Dreading the Typo

Everyone needs an editor. And I mean everyone. I have a condition which induces me to find typos on menus. And not just at Chinese restaurants, where the mis-translations can be quite comical. The word Caesar, as in the salad, is misspelled as often as not; it’s a-e, in case you’re keeping track.

I raise the issue as someone who is regularly humbled by his own uncorrected work. I can read something over and over, and still miss the typos. As in a recent announcement which I faxed to a whole bunch of folks about my new web page on learning to fly called "From the Ground Up." When I finally caught it -- after it had been faxed to about thirty people -- I noticed that I had spelled announce with only two n’s. Aaaarrrrgggghhhhhh!

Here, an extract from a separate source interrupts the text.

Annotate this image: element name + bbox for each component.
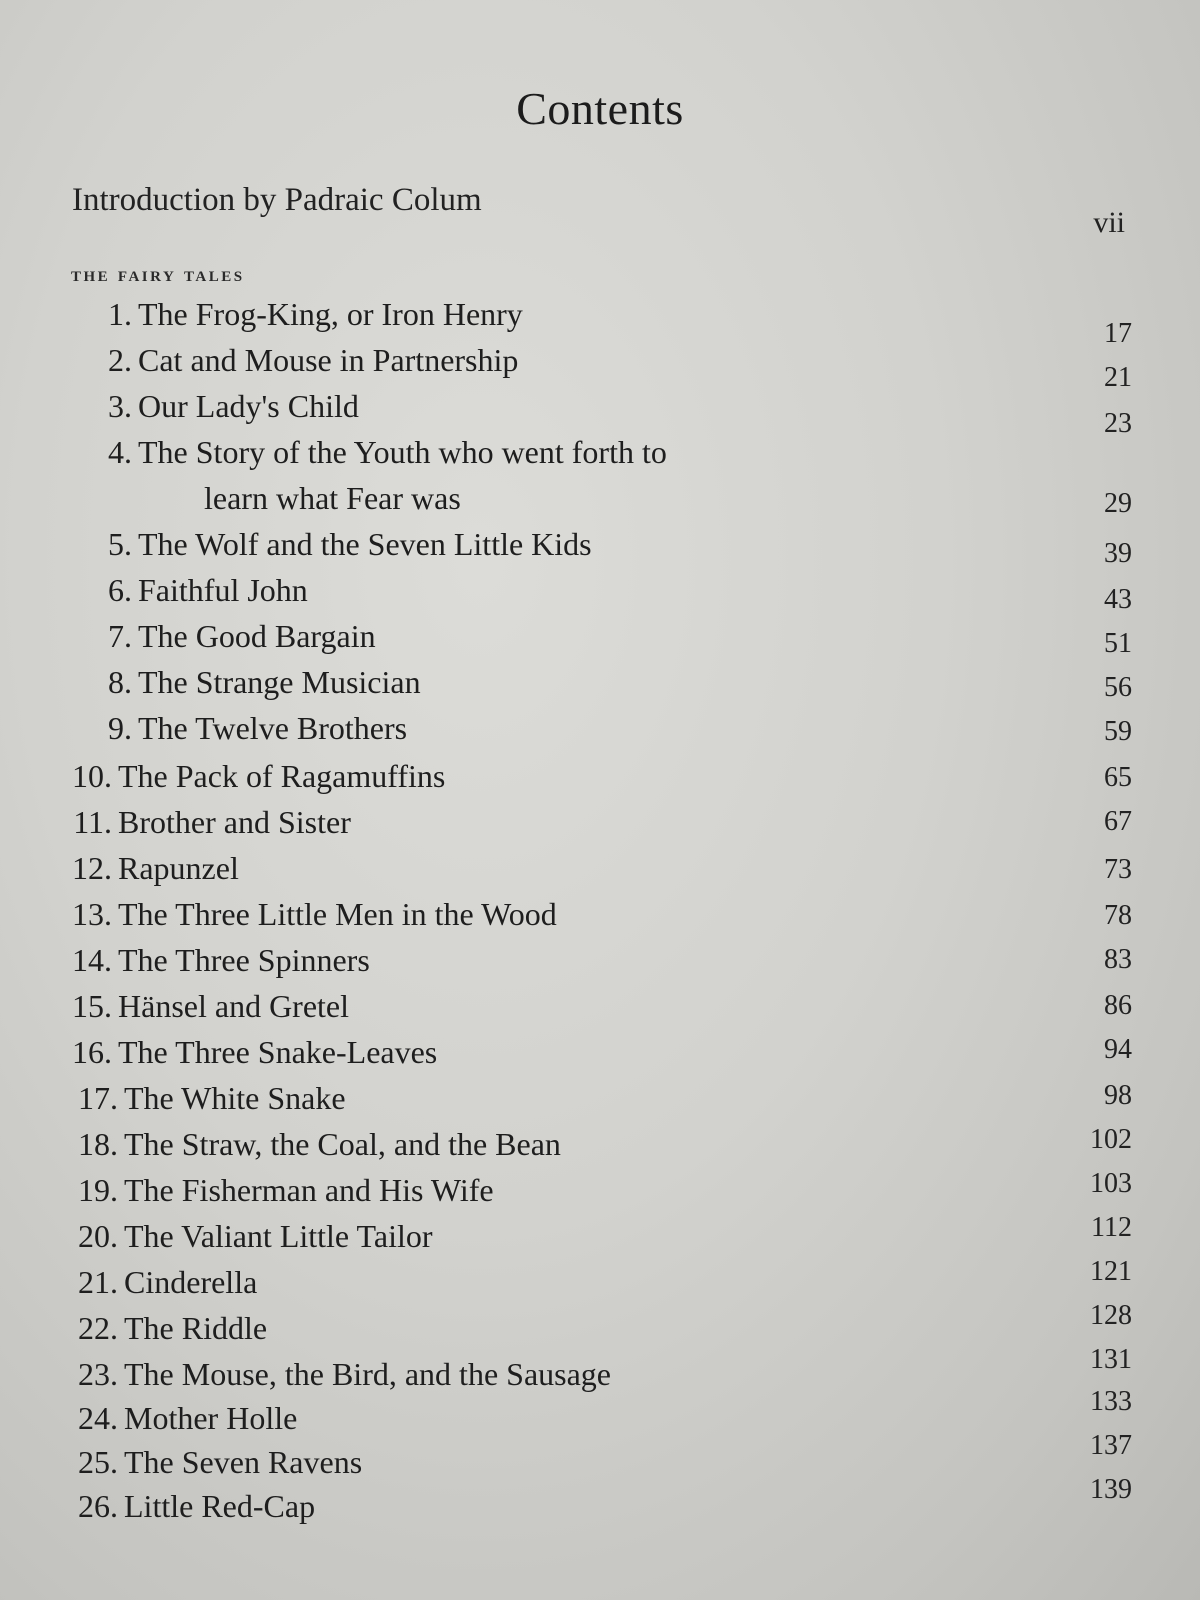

It’s very obvious in films where movie stars who direct themselves. Even the best of them need a second opinion. Someone with authority to say, I think you’re emoting a bit much in this scene, or I think we can shave a few frames off of your close-up, don’t you?.

Self-help books are another area where editors are sorely needed, and rarely effective. Maybe it’s because the material is new-ish, and the editors don’t think that they understand it well enough to make the necessary trims. More likely, the advice-bearing authors are narcissists who won’t let a word be cut from their literary opuscules.

Self-editing is particularly important for those who like to think out loud, and to an audience. Hey, we don’t have to hear everything. Let’s go for the Reader’s Digest condensed version.

Reminds me of a joke. They knew that the skeleton they found from a million years had to be a woman because the jaws were still moving. Haha. No, not true. Not fair either. Women are no more the gabbers than are the men. In fact, I’ve recently run into a gaggle of men who seem to think that to talk is to breathe. And some of them I’m sure are talking several seconds after I’ve hung up the phone. Sorta the way audio files play after you’ve disconnected from a site. Or the way fingernails still grow after you’ve died.

I’ve found sometimes that the only solution is to teach them the error of their ways. Some times I’ll suddenly look confused, and that will force them to stop and ask me what’s wrong. Or I’ll focus my gaze on one of their ears long enough to distract them.

That usually opens up a window through which I can toss an excuse, and make my escape.

Something tells me I should stop here.

And that’s SetonnoteS...I’m Tony Seton.